A reader wrote in to the Miss Manners etiquette column, asking what she can say to a yoga teacher who is obviously depressed after the loss of a loved one. One in six U.S. adults suffers from major depression over the course of a lifetime, according to the National Institute of Mental Health.
While the instructor reportedly still holds great classes, the reader notes that, of late, each class opens with an airing of the teacher's difficulties, something which appears to be driving students away.
What should she do? In this case, be kind, nurturing and (ultimately) honest, Miss Manners replied.
"This may be an exception, not only because it is something easily fixable that could make a practical difference to your friend, but because you have something genuinely nice to say at the beginning," she replied, quoted by the newspaper.
Essentially, the response lays out how the student can compliment the teacher on her great classes, ask if she is feeling all right and finally warn her that her venting at each class's start may be throwing off the room's energy.
Ki energy, the vital life force that surrounds and binds us, can be amplified and circulated through yoga's mindfulness techniques and group exercises.

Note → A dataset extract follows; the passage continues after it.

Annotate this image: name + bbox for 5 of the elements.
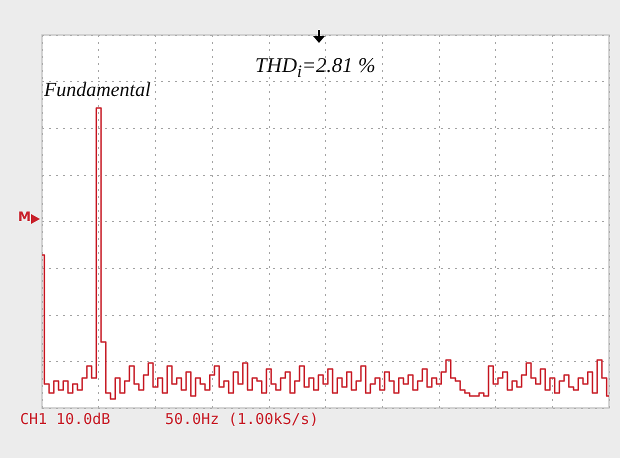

Some might say that, in this instance, an unfortunate side effect of the connectedness of the class is that the students can feel their instructor's energy sagging under the weight of grief. However, this is not unfortunate at all, since – as you can see for yourself in the Tribune – at least one Chicago classmate is genuinely concerned for her teacher.
Ki energy links us by boosting our empathy. Couldn't we all use a little more of that?